I attended an extraordinary concert given by three violinists at the Conservatoire (where, during the intermission, I jotted unrelated notes all over their program, which I recycled days later after having typed up the notes, and so now I don’t remember who they were, but they were fantastic, really).
When they raised their instruments, the crowd hushed and the stage lights brightened. The house lights did not. I peeked around me. I’m not sure anybody else was disturbed by this but me. I felt confused: I’m not in the performance! What would anyone have to gain by looking at me during the concert? How am I supposed to focus on the musicians when the lights are shining equally brightly on the people around me?
I thought it was a mistake, but nobody ever dimmed the lights, so I guess it wasn’t.

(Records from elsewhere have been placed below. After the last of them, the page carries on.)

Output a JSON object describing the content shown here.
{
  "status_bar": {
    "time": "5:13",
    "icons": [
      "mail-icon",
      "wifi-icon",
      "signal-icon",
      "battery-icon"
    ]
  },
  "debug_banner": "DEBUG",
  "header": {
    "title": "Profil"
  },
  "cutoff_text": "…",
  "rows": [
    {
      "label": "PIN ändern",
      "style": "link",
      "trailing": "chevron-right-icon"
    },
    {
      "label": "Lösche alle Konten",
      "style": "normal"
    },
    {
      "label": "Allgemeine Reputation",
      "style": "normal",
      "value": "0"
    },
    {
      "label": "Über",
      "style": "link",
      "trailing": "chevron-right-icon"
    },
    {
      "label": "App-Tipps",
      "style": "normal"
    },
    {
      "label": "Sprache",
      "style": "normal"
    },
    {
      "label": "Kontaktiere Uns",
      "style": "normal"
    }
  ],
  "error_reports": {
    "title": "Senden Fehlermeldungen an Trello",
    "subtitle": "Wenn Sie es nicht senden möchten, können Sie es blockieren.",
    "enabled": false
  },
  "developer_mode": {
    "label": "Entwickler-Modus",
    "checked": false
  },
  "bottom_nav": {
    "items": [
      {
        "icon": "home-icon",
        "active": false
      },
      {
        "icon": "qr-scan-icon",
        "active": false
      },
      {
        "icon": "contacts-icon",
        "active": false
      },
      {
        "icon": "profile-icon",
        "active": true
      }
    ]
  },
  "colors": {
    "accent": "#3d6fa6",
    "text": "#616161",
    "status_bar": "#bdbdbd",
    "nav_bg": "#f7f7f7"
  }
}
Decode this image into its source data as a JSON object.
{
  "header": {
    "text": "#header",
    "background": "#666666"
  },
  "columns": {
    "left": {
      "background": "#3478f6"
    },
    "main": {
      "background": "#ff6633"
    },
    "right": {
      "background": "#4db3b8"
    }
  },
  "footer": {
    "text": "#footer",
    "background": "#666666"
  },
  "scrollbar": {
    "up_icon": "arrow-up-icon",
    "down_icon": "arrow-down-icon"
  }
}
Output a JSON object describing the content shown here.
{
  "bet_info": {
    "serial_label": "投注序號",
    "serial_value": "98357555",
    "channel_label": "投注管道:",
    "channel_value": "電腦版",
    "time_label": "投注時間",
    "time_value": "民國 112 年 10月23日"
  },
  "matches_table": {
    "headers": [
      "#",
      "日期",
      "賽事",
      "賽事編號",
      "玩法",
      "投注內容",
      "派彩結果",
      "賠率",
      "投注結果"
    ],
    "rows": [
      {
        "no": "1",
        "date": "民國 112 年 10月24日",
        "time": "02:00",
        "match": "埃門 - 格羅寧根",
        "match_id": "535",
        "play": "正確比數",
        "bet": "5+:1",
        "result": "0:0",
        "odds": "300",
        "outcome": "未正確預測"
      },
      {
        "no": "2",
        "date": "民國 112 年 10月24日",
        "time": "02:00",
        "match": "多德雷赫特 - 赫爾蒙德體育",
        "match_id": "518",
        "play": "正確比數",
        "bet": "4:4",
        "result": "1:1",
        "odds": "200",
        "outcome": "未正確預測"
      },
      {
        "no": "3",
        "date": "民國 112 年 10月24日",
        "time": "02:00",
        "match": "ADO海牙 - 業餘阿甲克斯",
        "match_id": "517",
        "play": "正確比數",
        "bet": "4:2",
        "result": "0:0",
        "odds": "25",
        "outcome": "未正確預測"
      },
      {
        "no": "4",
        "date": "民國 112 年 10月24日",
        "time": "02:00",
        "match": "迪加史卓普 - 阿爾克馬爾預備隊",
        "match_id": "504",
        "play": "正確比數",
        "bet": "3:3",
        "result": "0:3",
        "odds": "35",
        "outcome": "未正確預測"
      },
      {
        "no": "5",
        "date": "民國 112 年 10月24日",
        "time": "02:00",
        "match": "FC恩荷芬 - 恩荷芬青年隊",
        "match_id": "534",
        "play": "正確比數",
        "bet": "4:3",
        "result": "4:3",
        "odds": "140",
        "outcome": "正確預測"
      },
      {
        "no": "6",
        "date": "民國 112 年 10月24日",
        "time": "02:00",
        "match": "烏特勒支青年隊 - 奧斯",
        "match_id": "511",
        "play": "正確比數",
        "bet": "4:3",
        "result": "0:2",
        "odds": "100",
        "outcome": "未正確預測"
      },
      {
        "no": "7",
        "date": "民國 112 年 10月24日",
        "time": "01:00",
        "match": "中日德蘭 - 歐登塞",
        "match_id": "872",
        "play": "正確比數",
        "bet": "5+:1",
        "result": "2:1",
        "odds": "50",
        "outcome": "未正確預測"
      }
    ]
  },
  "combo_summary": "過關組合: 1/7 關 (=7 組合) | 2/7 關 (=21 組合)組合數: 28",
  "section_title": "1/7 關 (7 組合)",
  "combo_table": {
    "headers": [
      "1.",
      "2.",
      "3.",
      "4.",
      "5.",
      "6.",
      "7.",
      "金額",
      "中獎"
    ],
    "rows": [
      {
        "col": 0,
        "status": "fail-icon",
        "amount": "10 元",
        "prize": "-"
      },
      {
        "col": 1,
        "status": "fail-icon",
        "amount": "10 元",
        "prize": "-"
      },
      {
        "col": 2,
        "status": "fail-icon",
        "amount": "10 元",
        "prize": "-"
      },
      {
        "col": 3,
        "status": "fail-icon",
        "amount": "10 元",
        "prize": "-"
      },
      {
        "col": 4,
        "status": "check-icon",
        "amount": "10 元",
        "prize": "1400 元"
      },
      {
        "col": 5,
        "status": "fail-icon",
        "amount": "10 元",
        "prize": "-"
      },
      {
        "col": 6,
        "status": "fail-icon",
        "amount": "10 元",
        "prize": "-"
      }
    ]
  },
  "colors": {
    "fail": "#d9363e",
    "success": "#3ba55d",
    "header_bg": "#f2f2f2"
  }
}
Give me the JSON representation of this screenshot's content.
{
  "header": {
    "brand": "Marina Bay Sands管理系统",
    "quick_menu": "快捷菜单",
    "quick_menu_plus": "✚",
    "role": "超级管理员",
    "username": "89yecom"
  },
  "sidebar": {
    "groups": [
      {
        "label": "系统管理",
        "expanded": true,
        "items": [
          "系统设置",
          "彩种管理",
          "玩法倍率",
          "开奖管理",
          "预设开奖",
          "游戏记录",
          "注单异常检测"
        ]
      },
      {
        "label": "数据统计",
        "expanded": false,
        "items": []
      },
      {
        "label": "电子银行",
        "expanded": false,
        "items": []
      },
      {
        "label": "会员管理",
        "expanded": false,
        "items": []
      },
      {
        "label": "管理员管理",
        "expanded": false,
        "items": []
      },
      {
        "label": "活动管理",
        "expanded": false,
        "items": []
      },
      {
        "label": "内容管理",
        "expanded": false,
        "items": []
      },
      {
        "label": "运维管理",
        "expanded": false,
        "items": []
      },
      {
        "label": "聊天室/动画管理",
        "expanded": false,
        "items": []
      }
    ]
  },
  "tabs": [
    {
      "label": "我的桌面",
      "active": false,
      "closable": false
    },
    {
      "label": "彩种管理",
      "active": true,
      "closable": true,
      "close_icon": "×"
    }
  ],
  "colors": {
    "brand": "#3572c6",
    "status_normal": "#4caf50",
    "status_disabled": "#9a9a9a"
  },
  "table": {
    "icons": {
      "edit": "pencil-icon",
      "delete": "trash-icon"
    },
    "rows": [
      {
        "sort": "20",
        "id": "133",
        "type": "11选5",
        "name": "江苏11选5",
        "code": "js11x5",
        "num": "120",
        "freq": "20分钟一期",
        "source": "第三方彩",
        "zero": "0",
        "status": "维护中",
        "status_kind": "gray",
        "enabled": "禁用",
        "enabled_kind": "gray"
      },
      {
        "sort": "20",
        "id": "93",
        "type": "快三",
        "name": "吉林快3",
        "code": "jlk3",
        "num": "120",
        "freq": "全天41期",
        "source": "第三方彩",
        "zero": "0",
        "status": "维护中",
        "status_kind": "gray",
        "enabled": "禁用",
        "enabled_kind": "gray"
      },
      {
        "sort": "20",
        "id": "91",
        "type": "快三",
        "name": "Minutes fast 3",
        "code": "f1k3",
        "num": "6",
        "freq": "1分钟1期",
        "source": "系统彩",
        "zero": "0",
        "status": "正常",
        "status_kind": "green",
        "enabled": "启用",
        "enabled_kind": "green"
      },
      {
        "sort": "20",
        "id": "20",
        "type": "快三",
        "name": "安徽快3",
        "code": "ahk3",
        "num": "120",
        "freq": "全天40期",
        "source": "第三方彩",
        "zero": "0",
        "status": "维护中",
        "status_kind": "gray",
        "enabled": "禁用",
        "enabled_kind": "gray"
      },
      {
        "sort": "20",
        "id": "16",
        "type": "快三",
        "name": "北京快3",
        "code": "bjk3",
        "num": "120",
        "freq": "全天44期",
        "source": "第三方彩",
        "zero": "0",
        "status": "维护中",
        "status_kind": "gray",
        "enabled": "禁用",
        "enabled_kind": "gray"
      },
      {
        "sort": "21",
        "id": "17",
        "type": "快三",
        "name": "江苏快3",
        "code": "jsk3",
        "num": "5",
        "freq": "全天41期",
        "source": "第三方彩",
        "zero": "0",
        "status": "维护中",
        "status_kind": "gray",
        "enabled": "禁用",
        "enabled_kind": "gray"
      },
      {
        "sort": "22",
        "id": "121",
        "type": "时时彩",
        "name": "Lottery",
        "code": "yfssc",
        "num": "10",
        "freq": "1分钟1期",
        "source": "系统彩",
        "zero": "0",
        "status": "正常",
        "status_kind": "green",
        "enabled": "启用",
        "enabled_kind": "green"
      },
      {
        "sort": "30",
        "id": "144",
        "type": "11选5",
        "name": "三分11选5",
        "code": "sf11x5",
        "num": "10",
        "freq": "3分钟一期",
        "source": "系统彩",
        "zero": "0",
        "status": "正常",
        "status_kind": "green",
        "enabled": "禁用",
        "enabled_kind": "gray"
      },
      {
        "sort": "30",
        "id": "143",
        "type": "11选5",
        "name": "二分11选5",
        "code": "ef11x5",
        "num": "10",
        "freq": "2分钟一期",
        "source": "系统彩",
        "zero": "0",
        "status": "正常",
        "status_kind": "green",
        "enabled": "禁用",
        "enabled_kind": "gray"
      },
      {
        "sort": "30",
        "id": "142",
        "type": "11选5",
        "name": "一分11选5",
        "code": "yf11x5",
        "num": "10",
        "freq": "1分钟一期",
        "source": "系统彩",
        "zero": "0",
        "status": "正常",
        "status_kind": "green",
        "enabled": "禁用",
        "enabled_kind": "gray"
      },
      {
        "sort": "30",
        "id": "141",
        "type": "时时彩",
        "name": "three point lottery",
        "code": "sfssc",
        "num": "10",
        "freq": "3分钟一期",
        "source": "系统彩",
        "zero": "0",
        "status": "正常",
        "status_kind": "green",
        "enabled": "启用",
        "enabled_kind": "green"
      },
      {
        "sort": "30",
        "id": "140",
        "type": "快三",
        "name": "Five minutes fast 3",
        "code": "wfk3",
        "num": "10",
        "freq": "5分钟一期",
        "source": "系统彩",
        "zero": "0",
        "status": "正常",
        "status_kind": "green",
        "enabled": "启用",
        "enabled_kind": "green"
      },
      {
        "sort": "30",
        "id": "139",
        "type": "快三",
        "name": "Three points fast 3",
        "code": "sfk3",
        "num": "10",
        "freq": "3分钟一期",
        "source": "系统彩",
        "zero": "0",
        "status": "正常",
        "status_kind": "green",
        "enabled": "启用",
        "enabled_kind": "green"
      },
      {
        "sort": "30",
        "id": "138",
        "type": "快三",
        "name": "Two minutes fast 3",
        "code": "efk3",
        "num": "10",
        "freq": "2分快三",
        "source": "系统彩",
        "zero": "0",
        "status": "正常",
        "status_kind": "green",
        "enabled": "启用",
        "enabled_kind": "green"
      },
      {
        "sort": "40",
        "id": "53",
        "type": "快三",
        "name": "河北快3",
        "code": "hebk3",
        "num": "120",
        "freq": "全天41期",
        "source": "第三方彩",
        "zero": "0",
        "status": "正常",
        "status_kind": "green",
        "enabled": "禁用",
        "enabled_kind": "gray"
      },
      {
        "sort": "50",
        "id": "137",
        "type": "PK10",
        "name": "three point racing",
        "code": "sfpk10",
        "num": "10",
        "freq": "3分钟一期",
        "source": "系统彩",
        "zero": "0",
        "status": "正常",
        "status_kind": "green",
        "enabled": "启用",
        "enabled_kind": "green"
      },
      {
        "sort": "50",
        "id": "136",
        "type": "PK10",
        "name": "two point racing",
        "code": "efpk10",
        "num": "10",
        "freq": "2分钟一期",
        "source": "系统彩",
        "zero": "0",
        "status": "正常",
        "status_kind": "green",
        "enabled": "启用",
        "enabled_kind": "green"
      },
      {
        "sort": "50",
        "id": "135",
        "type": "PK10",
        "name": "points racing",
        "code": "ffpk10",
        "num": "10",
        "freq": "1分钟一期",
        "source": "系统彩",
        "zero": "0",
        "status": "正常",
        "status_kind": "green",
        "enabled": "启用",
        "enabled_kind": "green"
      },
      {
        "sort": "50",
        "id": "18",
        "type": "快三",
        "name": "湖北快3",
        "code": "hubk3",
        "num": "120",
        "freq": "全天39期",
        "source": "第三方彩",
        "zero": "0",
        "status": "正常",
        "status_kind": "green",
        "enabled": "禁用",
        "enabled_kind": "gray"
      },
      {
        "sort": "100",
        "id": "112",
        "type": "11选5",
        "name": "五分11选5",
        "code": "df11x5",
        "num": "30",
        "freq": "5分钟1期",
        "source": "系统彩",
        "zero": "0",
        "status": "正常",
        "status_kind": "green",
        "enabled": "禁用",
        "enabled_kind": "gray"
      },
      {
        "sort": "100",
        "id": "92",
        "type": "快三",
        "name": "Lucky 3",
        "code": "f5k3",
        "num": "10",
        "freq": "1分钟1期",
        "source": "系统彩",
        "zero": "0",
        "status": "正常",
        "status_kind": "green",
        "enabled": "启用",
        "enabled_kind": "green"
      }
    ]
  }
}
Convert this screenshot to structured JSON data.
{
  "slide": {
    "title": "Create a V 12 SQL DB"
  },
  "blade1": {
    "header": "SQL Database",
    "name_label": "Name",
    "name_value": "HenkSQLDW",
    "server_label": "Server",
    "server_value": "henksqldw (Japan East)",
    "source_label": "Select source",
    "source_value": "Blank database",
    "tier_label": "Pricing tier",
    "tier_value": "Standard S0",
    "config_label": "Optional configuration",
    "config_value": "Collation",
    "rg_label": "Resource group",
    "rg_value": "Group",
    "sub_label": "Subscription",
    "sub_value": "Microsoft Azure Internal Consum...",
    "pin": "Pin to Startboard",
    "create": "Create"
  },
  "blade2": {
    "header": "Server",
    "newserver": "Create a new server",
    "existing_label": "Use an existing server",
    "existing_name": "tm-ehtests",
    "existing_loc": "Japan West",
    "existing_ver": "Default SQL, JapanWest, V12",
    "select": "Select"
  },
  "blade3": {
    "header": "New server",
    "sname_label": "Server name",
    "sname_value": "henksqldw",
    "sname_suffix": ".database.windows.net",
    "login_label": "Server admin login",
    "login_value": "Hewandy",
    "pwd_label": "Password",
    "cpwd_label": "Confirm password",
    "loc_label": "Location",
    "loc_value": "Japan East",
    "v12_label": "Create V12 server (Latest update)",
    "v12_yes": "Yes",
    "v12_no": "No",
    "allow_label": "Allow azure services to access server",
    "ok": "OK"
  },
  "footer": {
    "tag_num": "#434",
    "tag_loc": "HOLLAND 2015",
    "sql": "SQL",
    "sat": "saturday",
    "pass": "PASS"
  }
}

Possibly as a result of the audience remaining perfectly visible, both to ourselves and to the performers, during the entire concert:
It felt like we were implicated in their performance. If we had collectively looked bored or fallen asleep, they would have known. Because the concert was really wonderful and it was my lucky night, I did not happen to fall asleep as I have at some other concerts. There’s nothing like classical music in a dark room after a long day to soothe me right to sleep.
Thinking about it this way, the bright room did more than make me feel guilty about the prospect of falling asleep, it made me feel like we, the audience, were part of the performance, and we were meant to be engaged in it. I like that idea better than the guilt motive for keeping the lights on.
The final result was that the audience was absolutely silent during the concert. I loved this. I think we would have felt extra guilty for making any noise if we knew everyone would instantly be able to identify its source. No cellphones rang (as they have in more than half the performances I’ve attended here so far), and nobody had a sneezing or coughing attack (as is bound to happen when the 98% of the audience is over the age of 70). I even attended a beautiful concert during which many people were inexplicably whispering last week. Nobody dared whisper with the house lights on. I approve.
I don’t think it’s necessarily always better to be able to see one’s audience. If I know for sure my grandma’s not reading something, I might write something that could hurt her if she hears about it later. If I don’t know who’s reading my writing, I might try to reconsider my ideas from more diverse perspectives and end up with more well-thought-out writing.
As long as we’re only talking about classical music concerts just before my bedtime, though, I’m totally in favor of leaving those house lights on.